"Aunt Emeline not coming!" said Freddie again in a thoughtful voice.
"Ho! Then I go and get a cookie!"
Nan and Bert burst out laughing.
"What's the matter?" asked their father and mother, as Freddie slipped down out of his mother's lap, into which he had climbed, and started for the kitchen to find Dinah. "What made you laugh, Bert?" asked his mother.
"Oh, I guess Freddie must have heard Nan and me talking about Aunt Emeline not letting us have anything to eat except at meal time," replied Bert. "And, now she isn't coming, he thinks he can have a cookie whenever he wants it."
"Oh, I see!" and Mr.

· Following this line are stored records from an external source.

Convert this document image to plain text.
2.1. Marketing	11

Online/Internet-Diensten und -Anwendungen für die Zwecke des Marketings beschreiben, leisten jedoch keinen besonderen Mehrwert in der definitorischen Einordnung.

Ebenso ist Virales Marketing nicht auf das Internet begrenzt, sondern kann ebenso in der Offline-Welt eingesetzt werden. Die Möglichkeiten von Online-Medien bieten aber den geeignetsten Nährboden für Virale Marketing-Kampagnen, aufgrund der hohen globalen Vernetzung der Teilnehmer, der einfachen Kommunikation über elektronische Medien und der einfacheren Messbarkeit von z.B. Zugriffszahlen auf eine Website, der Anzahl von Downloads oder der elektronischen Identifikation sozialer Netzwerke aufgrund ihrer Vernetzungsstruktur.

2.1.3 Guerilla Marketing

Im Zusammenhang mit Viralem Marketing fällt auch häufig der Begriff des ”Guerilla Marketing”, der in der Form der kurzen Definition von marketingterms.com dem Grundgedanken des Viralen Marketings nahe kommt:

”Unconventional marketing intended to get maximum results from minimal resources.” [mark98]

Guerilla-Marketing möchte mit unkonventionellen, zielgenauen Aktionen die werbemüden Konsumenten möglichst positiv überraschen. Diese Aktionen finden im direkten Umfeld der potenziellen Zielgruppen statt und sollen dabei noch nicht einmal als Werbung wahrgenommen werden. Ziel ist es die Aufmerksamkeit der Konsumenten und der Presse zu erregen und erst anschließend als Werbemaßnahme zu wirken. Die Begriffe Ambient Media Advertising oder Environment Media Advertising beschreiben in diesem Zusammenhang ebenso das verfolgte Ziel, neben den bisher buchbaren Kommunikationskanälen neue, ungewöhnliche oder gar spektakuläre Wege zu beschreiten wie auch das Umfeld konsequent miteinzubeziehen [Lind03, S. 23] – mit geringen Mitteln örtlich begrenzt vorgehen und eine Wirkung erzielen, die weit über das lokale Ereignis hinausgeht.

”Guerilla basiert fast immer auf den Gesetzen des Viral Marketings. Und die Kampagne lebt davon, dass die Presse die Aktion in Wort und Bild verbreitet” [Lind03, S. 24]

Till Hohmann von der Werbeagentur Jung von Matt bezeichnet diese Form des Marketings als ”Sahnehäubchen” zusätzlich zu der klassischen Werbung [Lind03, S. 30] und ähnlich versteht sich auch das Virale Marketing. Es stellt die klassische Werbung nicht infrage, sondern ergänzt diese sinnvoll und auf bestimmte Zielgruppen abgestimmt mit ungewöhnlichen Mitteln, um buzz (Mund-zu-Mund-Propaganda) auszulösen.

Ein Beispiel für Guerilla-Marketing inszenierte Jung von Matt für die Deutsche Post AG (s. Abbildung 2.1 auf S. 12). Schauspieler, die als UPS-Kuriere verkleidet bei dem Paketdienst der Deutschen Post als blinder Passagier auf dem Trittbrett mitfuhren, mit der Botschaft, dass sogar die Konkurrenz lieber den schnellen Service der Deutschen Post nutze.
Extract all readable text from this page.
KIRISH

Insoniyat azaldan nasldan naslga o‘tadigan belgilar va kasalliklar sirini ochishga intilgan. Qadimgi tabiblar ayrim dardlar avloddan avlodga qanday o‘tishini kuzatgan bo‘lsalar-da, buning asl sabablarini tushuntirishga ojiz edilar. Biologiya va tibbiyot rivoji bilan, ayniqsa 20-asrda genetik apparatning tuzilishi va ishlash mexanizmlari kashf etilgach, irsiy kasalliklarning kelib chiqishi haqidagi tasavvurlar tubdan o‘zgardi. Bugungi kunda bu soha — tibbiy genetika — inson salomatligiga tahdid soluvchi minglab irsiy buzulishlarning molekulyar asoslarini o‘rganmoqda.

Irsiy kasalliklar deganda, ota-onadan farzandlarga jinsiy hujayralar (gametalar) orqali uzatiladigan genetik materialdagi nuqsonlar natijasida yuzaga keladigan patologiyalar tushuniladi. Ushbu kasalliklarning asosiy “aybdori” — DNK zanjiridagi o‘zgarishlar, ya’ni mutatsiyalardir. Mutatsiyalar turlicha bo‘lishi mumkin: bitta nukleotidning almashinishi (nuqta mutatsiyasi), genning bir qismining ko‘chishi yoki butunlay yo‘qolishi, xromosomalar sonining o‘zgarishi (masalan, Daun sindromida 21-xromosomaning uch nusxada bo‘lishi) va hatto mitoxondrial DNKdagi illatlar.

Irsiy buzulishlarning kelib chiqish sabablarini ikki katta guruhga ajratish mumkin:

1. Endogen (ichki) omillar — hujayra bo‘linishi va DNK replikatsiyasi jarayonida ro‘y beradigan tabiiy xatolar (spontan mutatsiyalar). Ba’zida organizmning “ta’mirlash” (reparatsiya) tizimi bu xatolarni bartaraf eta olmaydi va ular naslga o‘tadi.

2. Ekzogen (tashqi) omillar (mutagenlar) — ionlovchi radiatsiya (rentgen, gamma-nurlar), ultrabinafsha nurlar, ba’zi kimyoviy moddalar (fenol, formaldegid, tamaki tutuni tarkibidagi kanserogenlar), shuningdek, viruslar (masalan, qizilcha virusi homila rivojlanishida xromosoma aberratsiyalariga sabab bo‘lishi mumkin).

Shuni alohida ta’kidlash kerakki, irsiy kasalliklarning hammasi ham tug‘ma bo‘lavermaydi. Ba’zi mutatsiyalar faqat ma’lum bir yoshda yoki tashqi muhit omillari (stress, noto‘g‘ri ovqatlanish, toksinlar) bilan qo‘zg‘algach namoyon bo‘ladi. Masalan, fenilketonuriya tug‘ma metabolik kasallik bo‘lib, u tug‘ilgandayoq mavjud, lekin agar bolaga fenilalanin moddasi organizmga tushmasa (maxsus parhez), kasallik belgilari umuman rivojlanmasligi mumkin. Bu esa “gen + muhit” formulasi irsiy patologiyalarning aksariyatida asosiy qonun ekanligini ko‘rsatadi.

Bobbsey smiled. "Well, Aunt Emeline may be strict, but she is a very good housekeeper. I am sorry she can not come to stay while we are in the West. I really don't know what we are going to do."
"Nor I," sighed Mrs. Bobbsey. "We counted on Aunt Emeline all the while, and now I don't know whom else I can get on such short notice. Can't we wait a while about going West?" she asked her husband.
"I don't very well see how we can wait," answered Mr. Bobbsey. "The tickets are bought, and all my plans are made. I have hired a man to come to the lumber office while I am away. I have written the men at the timber tract and at the cattle ranch that we are coming. Now, what are we to do?"
"We can't leave the children here alone," said Mrs. Bobbsey. "That is certain."
"No, we couldn't do that," agreed Mr. Bobbsey. "As good a cook as Dinah is, and careful as Sam is, we couldn't leave the children with them."
"Dinah gave me a cookie, an' she says she'll give you one, too, if you want it, Flossie," announced Freddie, coming into the room then, munching a sweet cake.